Suffice it to say that Sweet Brother looms larger in real life, than in this drawing of him with his mother – made by his sister on his first day home. Now, nearly three weeks later, although nested with his mother most of the time, he’s an impactful presence.

I don’t remember the day my sister came home. Do any oldest children remember the day? Such a profound event – gaining a sibling – influencing us forever. The initial arrival brings sudden puzzling changes, distracted grownups, and most of all a very busy – with somebody else – mother.

And then there’s this long-awaited baby in person – after months of imagining a playmate, a partner, reality presents in this useless form. I remember Lady B telling me how she’d teach her brother about seat belts and helmets and how to keep safe (now – three years later – she does that). Her dad, when his brother came home, dashed to get his best friend next door. They came back with a cowboy hat and six shooter for the baby to wear. When that didn’t work, they lost interest.

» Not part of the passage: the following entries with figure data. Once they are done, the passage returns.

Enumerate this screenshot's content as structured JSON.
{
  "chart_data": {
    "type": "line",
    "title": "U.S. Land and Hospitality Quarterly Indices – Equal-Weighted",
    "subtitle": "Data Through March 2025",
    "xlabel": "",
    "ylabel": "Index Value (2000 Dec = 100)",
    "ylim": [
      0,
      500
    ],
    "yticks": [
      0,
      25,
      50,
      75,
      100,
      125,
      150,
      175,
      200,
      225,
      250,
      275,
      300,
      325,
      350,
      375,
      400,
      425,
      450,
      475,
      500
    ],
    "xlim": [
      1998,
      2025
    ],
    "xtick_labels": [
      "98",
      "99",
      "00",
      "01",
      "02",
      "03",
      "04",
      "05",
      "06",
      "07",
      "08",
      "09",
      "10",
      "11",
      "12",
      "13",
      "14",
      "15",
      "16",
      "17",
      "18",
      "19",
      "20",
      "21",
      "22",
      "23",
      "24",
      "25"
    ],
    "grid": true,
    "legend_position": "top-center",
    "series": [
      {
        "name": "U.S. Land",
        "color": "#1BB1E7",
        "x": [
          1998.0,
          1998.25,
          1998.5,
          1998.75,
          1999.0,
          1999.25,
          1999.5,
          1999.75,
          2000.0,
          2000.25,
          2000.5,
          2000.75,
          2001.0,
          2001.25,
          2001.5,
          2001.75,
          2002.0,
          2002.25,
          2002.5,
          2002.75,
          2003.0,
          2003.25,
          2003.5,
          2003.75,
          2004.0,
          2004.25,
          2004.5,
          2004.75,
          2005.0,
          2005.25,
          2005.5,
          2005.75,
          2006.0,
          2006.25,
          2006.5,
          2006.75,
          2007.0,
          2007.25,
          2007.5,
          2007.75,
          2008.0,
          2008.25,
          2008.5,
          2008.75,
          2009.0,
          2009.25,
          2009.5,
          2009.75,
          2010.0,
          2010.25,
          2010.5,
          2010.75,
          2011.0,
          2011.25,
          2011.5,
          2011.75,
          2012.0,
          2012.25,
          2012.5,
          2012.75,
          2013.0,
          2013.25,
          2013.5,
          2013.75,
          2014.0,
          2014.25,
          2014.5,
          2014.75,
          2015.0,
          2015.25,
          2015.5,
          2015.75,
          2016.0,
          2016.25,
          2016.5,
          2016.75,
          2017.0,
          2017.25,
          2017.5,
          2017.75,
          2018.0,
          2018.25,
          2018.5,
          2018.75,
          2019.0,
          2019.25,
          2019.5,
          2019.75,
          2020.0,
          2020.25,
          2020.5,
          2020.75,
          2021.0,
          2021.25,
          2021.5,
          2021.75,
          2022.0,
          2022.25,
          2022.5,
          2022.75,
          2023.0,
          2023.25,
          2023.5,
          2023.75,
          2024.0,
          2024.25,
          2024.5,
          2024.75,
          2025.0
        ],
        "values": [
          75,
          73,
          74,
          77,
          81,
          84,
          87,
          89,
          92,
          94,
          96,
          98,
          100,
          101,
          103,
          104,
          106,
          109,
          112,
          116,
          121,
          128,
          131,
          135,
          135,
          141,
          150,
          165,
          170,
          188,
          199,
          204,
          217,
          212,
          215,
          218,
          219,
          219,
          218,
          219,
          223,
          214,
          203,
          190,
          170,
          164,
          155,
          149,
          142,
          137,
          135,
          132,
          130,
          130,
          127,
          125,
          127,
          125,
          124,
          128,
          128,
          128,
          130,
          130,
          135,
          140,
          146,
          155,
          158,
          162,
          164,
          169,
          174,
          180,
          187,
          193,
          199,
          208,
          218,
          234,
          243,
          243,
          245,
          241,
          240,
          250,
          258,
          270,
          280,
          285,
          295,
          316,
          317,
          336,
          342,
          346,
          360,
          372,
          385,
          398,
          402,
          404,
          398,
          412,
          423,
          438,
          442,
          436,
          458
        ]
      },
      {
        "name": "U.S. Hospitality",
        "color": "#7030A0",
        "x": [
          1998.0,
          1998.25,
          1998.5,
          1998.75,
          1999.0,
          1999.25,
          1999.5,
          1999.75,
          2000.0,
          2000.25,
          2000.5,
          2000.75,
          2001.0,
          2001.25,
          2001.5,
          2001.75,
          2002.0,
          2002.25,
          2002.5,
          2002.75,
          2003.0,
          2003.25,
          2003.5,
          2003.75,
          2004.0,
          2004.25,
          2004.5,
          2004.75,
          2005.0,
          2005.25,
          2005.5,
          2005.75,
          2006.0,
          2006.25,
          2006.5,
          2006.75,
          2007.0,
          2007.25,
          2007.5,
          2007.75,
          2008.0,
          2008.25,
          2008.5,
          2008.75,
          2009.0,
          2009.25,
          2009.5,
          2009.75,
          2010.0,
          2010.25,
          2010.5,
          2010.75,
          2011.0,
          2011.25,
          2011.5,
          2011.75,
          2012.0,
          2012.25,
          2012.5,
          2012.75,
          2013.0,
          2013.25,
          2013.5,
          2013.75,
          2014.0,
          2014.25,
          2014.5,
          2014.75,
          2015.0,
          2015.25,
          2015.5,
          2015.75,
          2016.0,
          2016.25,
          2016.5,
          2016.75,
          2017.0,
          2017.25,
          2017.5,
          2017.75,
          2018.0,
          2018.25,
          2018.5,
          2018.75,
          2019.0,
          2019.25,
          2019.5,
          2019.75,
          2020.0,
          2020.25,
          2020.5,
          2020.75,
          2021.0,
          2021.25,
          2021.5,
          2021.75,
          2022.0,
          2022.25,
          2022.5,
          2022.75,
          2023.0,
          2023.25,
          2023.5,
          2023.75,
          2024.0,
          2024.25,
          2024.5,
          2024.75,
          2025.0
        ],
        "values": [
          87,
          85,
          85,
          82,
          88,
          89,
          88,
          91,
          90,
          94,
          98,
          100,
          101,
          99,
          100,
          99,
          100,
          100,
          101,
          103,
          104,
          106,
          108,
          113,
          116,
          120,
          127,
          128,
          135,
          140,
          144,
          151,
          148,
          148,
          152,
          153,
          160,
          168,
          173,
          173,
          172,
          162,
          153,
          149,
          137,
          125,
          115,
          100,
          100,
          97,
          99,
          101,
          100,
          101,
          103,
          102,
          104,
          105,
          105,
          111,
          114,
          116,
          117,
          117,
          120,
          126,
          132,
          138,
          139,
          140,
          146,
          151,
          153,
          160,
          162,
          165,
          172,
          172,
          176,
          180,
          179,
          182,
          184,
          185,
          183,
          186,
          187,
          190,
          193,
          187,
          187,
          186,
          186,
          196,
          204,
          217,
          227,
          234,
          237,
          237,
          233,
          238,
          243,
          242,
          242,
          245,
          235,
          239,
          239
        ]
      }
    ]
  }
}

Sweet Baby (who should really be Sweet B now, five years old in a month!) has more sustained attention – she falls in the camp of wanting desperately to participate in some way. A virus has stalked amongst us limiting her hands-on exposure, but she understands that in time she will be much help.

And on Valentine’s Day after she received a cobbled together “Best Big Sister” necklace to wear – she made valentines for all of us (she’d already made them for her class). She left out her brother, but told me how wonderful it would be when she could make him one – “in a few years or so!”


14 thoughts on “Sweet Brother and Big Sister

  1. What a sweet post! I was four when my brother was born and I remember sitting with my grandmother in the car in the hospital parking lot, waiting for my father and mother and the new baby to come out. As soon as we were home, I proclaimed that the baby,name Frank after my father, needed a nickname. I vacillated several days between Skipper and Sandy and in the end it was Skipper–for the rest of his life,

  2. I love her drawing of herself with the tiny tiny brother. I don’t remember the day my brother was brought home, but there’s a photo of my 4 1/2 year old self sitting on the living room couch holding my huge (over 10 lbs) brother and looking very very self-conscious and uncomfortable. He was a definite intrusion into my life, which had so far been pretty perfect as far as I was concerned. I can remember him being bathed in the portable bathinette under the kitchen window. The nurse, Mrs. Sherman, was giving the bath, and it seemed a very pleasant and cozy activity.

  3. I can review the memory of my brother, 22 mos younger than I, arriving home as if it were a movie. Snow falling, peeking out the lace curtains of my grandparents’ house while standing on the maroon horsehair sofa, the scene of my father walking around the car, wearing a fedora as men did in the 1950’s. My father reaching down and helping mom out of the car with this bundle in her arms. There were no seatbelts then. My grandmother opening the door, my grandfather beside her and me beside them, as my parents came in with the little bundle that would change my life so profoundly. It is my earliest memory.

    Our Jack is experiencing the same disconcerting and profound transition. His baby brother Benjamin arrived, a bit early and in a dramatic breech delivery, ten days ago. We are all feeling very proud of his mother and father for getting to the hospital JUST in time, and delivering a healthy boy under trying circumstances. Relief adds to the euphoria. Happy times.

    • Oh congratulations Bonny! I am so grateful that difficult birth turned out well ! and these little new fellows must be so close in age – just days!
      And it’s so impressive your early memory!